I am a single father to a 12 year old boy, so as you can imagine he goes through a living nightmare himself some days. No matter how I feel though, he always has access to me, and that in itself is a real challenge sometimes. But I am fortunate to have him.

As for my GF, although she says so, I really don't think she understands the nature of the beast, or maybe it is just me not letting her know how I feel.
So this morning I handed her an article Anthony wrote on this site. It is in the carers section. Here is the link to it. [DLMURL]http://www.ptsdforum.org/content.php?r=306-Understanding-PTSD-Edited[/DLMURL]

Hope this can help
 
Hi Jimmy,

Thanks for the post and I was happy to hear that your little 12 year old still has access to you, I think it's really important for your little guy.

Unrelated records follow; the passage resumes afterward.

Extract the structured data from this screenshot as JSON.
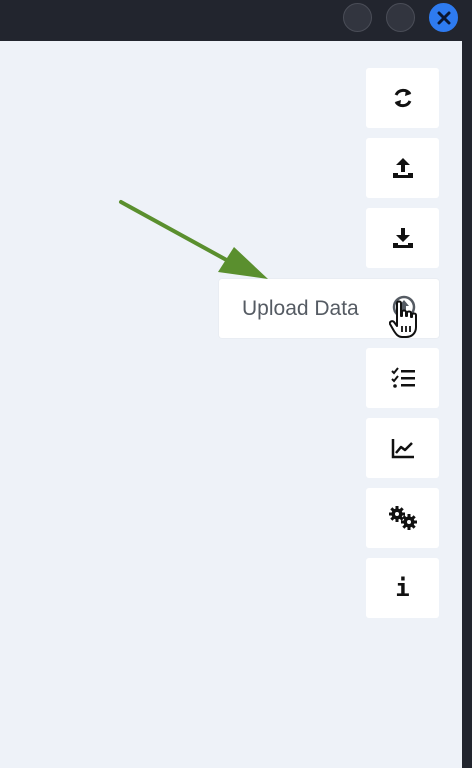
{
  "window": {
    "controls": [
      "minimize-button",
      "maximize-button",
      "close-button"
    ]
  },
  "toolbar": {
    "buttons": [
      {
        "name": "refresh-button",
        "icon": "refresh-icon"
      },
      {
        "name": "upload-button",
        "icon": "upload-icon"
      },
      {
        "name": "download-button",
        "icon": "download-icon"
      },
      {
        "name": "upload-data-button",
        "icon": "circle-upload-icon"
      },
      {
        "name": "checklist-button",
        "icon": "checklist-icon"
      },
      {
        "name": "chart-button",
        "icon": "line-chart-icon"
      },
      {
        "name": "settings-button",
        "icon": "gears-icon"
      },
      {
        "name": "info-button",
        "icon": "info-icon"
      }
    ],
    "info_glyph": "i"
  },
  "tooltip": {
    "label": "Upload Data"
  },
  "annotation": {
    "arrow_color": "#5a8f2e"
  },
  "colors": {
    "titlebar": "#22252e",
    "background": "#eef2f8",
    "close_button": "#2e7bf0",
    "icon": "#111111"
  }
}
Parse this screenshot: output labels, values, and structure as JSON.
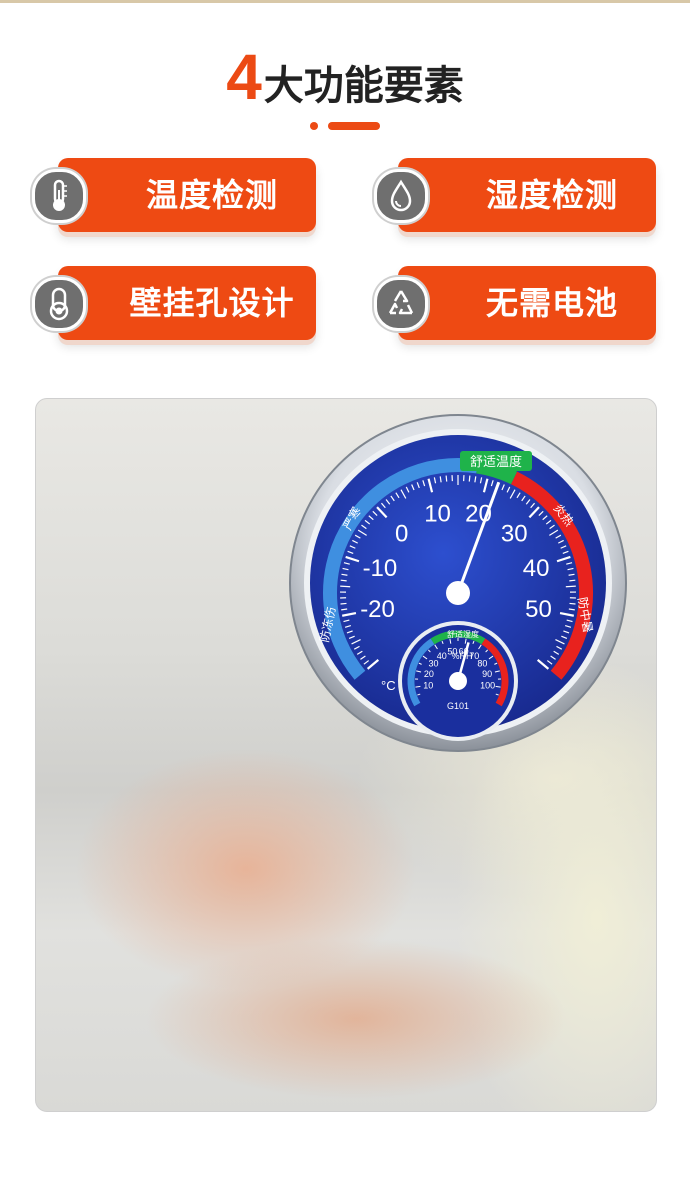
{
  "header": {
    "number": "4",
    "title": "大功能要素"
  },
  "features": [
    {
      "label": "温度检测",
      "icon": "thermometer-icon"
    },
    {
      "label": "湿度检测",
      "icon": "water-drop-icon"
    },
    {
      "label": "壁挂孔设计",
      "icon": "wall-hook-icon"
    },
    {
      "label": "无需电池",
      "icon": "recycle-icon"
    }
  ],
  "gauge": {
    "temperature_ticks": [
      "-20",
      "-10",
      "0",
      "10",
      "20",
      "30",
      "40",
      "50"
    ],
    "unit": "°C",
    "zone_cold": "严寒",
    "zone_frost": "防冻伤",
    "zone_comfort": "舒适温度",
    "zone_hot": "炎热",
    "zone_heatstroke": "防中暑",
    "humidity_ticks": [
      "10",
      "20",
      "30",
      "40",
      "50",
      "60",
      "70",
      "80",
      "90",
      "100"
    ],
    "humidity_unit": "%RH",
    "humidity_comfort": "舒适湿度",
    "model": "G101",
    "temperature_reading": 22,
    "humidity_reading": 62
  },
  "colors": {
    "accent": "#ee4a13",
    "dial_blue": "#1e3aa8",
    "comfort_green": "#1fb34a",
    "hot_red": "#e8221e",
    "cold_blue": "#3f8fe0"
  }
}
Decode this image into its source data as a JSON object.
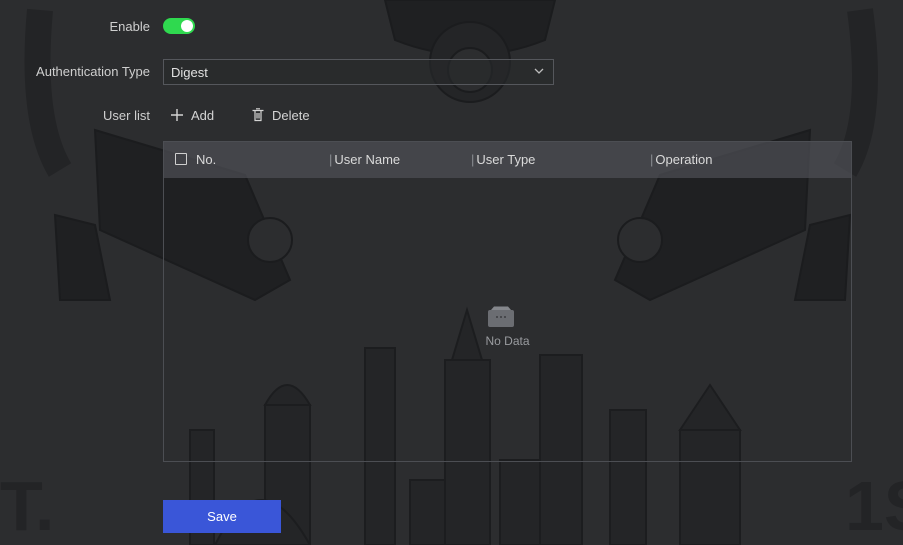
{
  "form": {
    "enable_label": "Enable",
    "enable_on": true,
    "auth_type_label": "Authentication Type",
    "auth_type_value": "Digest",
    "user_list_label": "User list"
  },
  "toolbar": {
    "add_label": "Add",
    "delete_label": "Delete"
  },
  "table": {
    "columns": [
      "No.",
      "User Name",
      "User Type",
      "Operation"
    ],
    "rows": [],
    "empty_text": "No Data"
  },
  "actions": {
    "save_label": "Save"
  },
  "colors": {
    "toggle_on": "#2fd94f",
    "primary_button": "#3a56d8",
    "background": "#2c2d2f"
  },
  "icons": {
    "add": "plus-icon",
    "delete": "trash-icon",
    "dropdown": "chevron-down-icon",
    "empty": "empty-box-icon"
  }
}
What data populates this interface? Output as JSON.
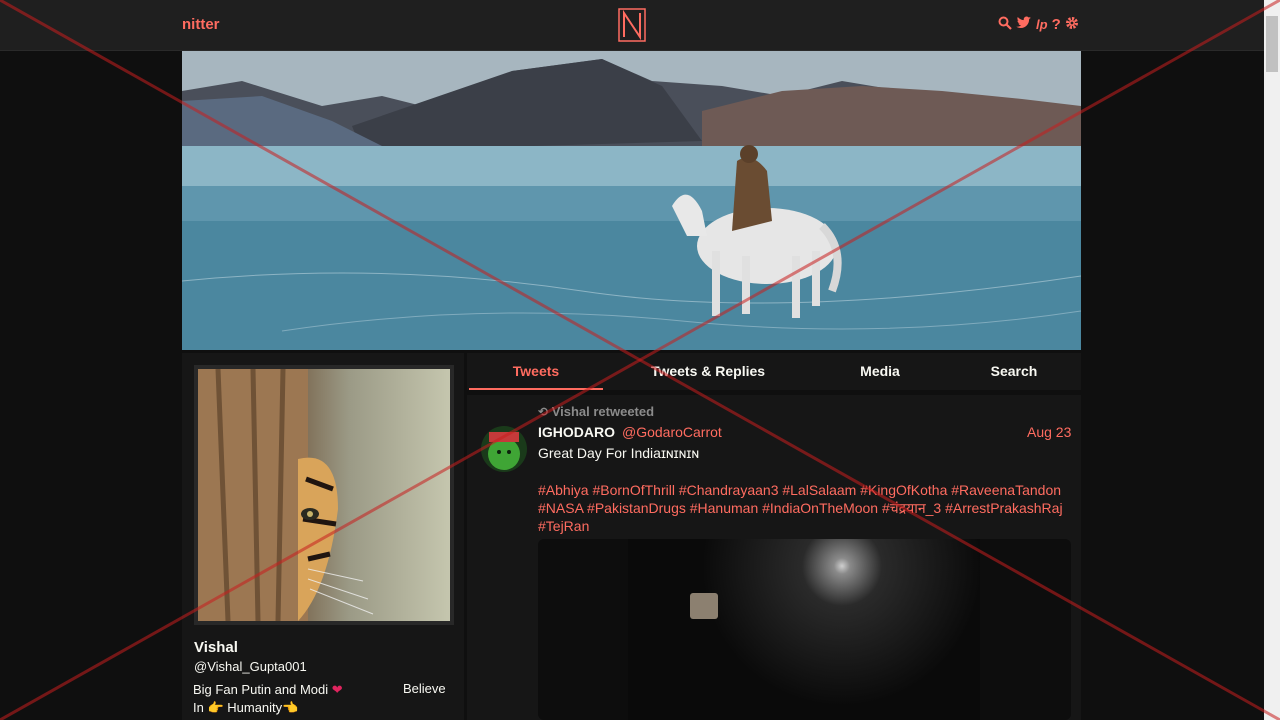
{
  "navbar": {
    "brand": "nitter",
    "logo_letter": "N",
    "icons": [
      "search-icon",
      "twitter-bird-icon",
      "liberapay-icon",
      "help-icon",
      "gear-icon"
    ],
    "icon_glyphs": {
      "help": "?",
      "liberapay": "lp"
    }
  },
  "accent_color": "#ff6c60",
  "profile": {
    "fullname": "Vishal",
    "username": "@Vishal_Gupta001",
    "bio_line1": "Big Fan Putin and Modi",
    "bio_heart": "❤",
    "bio_right": "Believe",
    "bio_line2": "In  👉 Humanity👈"
  },
  "tabs": [
    {
      "label": "Tweets",
      "active": true
    },
    {
      "label": "Tweets & Replies",
      "active": false
    },
    {
      "label": "Media",
      "active": false
    },
    {
      "label": "Search",
      "active": false
    }
  ],
  "tweet": {
    "retweet_header": "Vishal retweeted",
    "fullname": "IGHODARO",
    "handle": "@GodaroCarrot",
    "date": "Aug 23",
    "text": "Great Day For Indiaɪɴɪɴɪɴ",
    "hashtags_line1": "#Abhiya #BornOfThrill #Chandrayaan3 #LalSalaam #KingOfKotha #RaveenaTandon",
    "hashtags_line2": "#NASA #PakistanDrugs #Hanuman  #IndiaOnTheMoon #चंद्रयान_3 #ArrestPrakashRaj",
    "hashtags_line3": "#TejRan"
  }
}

I actually have that same article saved on my desktop, I've emailed to his parents because they have never seen him like this. In the past he's always pushed his parents out of his life and now they are starting to understand why. I am their link to him for the time being.
 
I am exactly the same way as he is. Its hard for to hear or say certin things. The guilt is a horrible monster as well as the worthlessness. Its hard to explain something that you can't seem to control or even begin to understand. For me itd easier if people are angry with me, rather than them being hurt or feeling guilty about the way I am feeling. At least he apologized though it shows that he didn't pull back as far as he could of.
 
CCurry,

PTSD is a demon. You are being pushed away to keep you and the kids out of danger. I will explain.

Some of us that suffer from PTSD have different things that we deal with, one of those things being "blind rage." The smallest thing can and does set us off. In that "blind rage" we do and say things that we would not normally do. Once the rage has past and the mind is clear we see the aftermath of what we have done. Which makes us feel like crap for hurting those close to us.

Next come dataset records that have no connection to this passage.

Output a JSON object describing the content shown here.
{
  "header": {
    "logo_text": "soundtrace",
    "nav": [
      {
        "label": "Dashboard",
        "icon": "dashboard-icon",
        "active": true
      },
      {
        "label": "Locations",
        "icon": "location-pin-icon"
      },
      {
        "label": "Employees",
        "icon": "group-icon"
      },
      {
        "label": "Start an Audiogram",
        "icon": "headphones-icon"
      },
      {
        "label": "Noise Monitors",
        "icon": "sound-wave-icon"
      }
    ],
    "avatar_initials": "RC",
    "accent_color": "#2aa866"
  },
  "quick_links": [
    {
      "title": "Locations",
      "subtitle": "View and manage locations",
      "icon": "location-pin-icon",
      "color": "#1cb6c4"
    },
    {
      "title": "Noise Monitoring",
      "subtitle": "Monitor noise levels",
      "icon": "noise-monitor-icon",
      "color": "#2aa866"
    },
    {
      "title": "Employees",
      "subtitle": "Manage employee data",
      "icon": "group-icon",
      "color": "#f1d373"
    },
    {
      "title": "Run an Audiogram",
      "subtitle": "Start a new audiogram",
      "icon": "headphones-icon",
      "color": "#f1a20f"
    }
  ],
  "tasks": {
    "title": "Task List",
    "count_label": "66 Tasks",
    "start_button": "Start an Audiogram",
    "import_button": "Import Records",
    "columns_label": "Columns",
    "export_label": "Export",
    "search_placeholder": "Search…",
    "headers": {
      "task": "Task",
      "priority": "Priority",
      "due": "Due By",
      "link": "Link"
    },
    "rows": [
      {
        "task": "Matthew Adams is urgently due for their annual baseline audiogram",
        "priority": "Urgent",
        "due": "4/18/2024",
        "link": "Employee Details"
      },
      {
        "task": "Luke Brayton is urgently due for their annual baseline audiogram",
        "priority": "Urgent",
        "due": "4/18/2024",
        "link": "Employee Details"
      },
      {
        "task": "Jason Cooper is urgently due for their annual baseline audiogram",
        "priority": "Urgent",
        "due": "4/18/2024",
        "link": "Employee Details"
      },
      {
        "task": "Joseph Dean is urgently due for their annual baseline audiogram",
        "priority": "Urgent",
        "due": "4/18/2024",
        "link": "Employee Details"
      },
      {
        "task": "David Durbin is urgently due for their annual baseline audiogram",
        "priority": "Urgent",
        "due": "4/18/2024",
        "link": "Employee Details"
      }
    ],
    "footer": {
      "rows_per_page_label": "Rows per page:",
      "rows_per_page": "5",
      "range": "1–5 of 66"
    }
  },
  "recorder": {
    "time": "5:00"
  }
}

Yes that aftermath sometimes includes hurting the ones closest to us. And I am talking about physical.

So when a suffer pushes you away, it might be they don't want to hurt you, mentally or physically. They do it because they really deep down love you and don't want you to get hurt.

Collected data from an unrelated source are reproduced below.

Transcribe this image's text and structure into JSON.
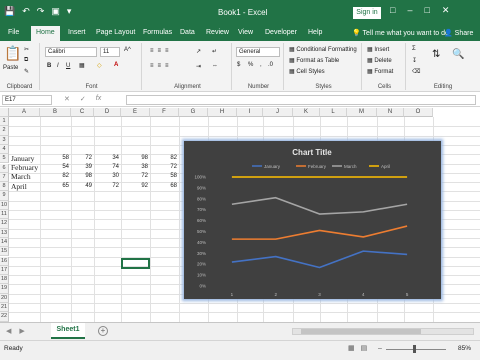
{
  "window": {
    "title": "Book1  -  Excel",
    "signin": "Sign in"
  },
  "tabs": [
    {
      "label": "File"
    },
    {
      "label": "Home"
    },
    {
      "label": "Insert"
    },
    {
      "label": "Page Layout"
    },
    {
      "label": "Formulas"
    },
    {
      "label": "Data"
    },
    {
      "label": "Review"
    },
    {
      "label": "View"
    },
    {
      "label": "Developer"
    },
    {
      "label": "Help"
    }
  ],
  "tell_me": "Tell me what you want to do",
  "share": "Share",
  "ribbon": {
    "groups": {
      "clipboard": "Clipboard",
      "font": "Font",
      "alignment": "Alignment",
      "number": "Number",
      "styles": "Styles",
      "cells": "Cells",
      "editing": "Editing"
    },
    "paste": "Paste",
    "font_name": "Calibri",
    "font_size": "11",
    "number_format": "General",
    "cond_format": "Conditional Formatting",
    "format_table": "Format as Table",
    "cell_styles": "Cell Styles",
    "insert": "Insert",
    "delete": "Delete",
    "format": "Format",
    "bold": "B",
    "italic": "I",
    "underline": "U"
  },
  "formula_bar": {
    "name_box": "E17",
    "fx": "fx"
  },
  "grid": {
    "columns": [
      "A",
      "B",
      "C",
      "D",
      "E",
      "F",
      "G",
      "H",
      "I",
      "J",
      "K",
      "L",
      "M",
      "N",
      "O"
    ],
    "rows": [
      "1",
      "2",
      "3",
      "4",
      "5",
      "6",
      "7",
      "8",
      "9",
      "10",
      "11",
      "12",
      "13",
      "14",
      "15",
      "16",
      "17",
      "18",
      "19",
      "20",
      "21",
      "22",
      "23"
    ],
    "data": [
      {
        "label": "January",
        "values": [
          "58",
          "72",
          "34",
          "98",
          "82"
        ]
      },
      {
        "label": "February",
        "values": [
          "54",
          "39",
          "74",
          "38",
          "72"
        ]
      },
      {
        "label": "March",
        "values": [
          "82",
          "98",
          "30",
          "72",
          "58"
        ]
      },
      {
        "label": "April",
        "values": [
          "65",
          "49",
          "72",
          "92",
          "68"
        ]
      }
    ]
  },
  "chart_data": {
    "type": "line",
    "title": "Chart Title",
    "categories": [
      "1",
      "2",
      "3",
      "4",
      "5"
    ],
    "y_ticks": [
      "0%",
      "10%",
      "20%",
      "30%",
      "40%",
      "50%",
      "60%",
      "70%",
      "80%",
      "90%",
      "100%"
    ],
    "ylim": [
      0,
      1
    ],
    "legend_position": "top",
    "series": [
      {
        "name": "January",
        "color": "#4472c4",
        "values": [
          0.22,
          0.27,
          0.17,
          0.32,
          0.29
        ]
      },
      {
        "name": "February",
        "color": "#ed7d31",
        "values": [
          0.43,
          0.43,
          0.51,
          0.45,
          0.55
        ]
      },
      {
        "name": "March",
        "color": "#a5a5a5",
        "values": [
          0.75,
          0.81,
          0.66,
          0.68,
          0.75
        ]
      },
      {
        "name": "April",
        "color": "#ffc000",
        "values": [
          1.0,
          1.0,
          1.0,
          1.0,
          1.0
        ]
      }
    ]
  },
  "sheets": [
    {
      "label": "Sheet1"
    }
  ],
  "status": {
    "ready": "Ready",
    "zoom": "85%"
  },
  "colors": {
    "accent": "#217346",
    "chart_bg": "#404040"
  }
}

When an animal is hurt or in pain, it lashes out and attacks those trying to help it. The only difference is that humans can verbally tell you they are hurting and they want you to go away.

I hope this sheds a bit more light and helps you to understand us a bit more.


Mayhem
 
We often lash out at those closest to us because we know it is safe to do so. Only in unconditional love can a person truely express themselves and their frustrations.